Pork Chops w Fork Mashed Apple Sweet Potato & Thyme/Walnut Pesto
A juicy pork chop is a terrific blank palette on which to build a quick meal. This mash and pesto make perfect sidekicks but both also play well with beef and chicken. Experiment!
Takes 45 mins – serves 4
- Pork chops for 4
Sweet Potato Mash ingredients
- 2 large sweet potatoes, peeled & diced into 1 inch cubes
- 2 apples, peeled, cored and chopped 1 inch cubes (honey crisp or granny smith)
- 1/2 tsp ground cinnamon
- 1/2 tsp cayenne pepper
Thyme/Walnut Pesto ingredients (makes 1 cup)
1 1/2 cups loosely packed fresh parsley
1/2 cup loosely packed fresh thyme leaves
1/2 cup (about 2 ounces) grated Parmesan
1/2 cup toasted walnuts (pinenuts work also)
2 garlic cloves
1/2 cup olive oil
1. Sweet Potato Mash
Preheat oven to 400 degrees F.
In a bowl toss apples and sweet potatoes with olive oil, salt, cinnamon and cayenne.
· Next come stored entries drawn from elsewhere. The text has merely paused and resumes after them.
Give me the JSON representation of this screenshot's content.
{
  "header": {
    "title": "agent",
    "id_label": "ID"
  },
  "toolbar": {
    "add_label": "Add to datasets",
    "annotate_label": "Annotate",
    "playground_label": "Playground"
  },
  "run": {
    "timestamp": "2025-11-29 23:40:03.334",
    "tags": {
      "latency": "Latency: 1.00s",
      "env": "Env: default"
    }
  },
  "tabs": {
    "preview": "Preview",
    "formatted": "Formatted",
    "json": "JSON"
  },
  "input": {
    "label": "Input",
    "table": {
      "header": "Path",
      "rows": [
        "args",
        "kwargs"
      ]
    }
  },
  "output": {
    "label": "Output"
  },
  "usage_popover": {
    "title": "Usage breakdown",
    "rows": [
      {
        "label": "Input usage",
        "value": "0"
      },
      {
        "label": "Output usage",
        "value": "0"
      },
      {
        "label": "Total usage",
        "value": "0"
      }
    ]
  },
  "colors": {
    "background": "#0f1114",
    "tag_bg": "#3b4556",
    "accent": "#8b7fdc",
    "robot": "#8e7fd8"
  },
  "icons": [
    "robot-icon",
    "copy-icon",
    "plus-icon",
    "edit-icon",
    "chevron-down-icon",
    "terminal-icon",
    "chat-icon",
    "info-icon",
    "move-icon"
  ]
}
Lay mixture on a baking tray, slide into oven and roast until soft (apples will soften first but that’s ok). Approx. 30/35 mins. Transfer to a large bowl and roughly mash with the back of a fork. Check seasoning. Set aside.
Add all ingredients to a food processor, hold back ¼ cup of olive oil. Blend and slowly add remaining oil until pesto consistency is achieved. Check for seasoning.
3. Pork Chops
If you like to leave the fat along the edge it’s best to score it so it renders and crisps up nicely. Be sure to let chops reach room temp. In a very hot ovenproof skillet add a good splash of olive oil. Season chops heavily on each side and place in hot pan, sear for 3/4 mins on each side (or until golden brown). Once your chops first hit the pan immediately turn it down to a med/high heat. Be sure to also sear sides to render and crisp fat. Slide into 400F oven for 5 mins (internal temp of 135). Remove and let chops rest for 5 mins. Serve with a dollop of mash and drizzle of pesto.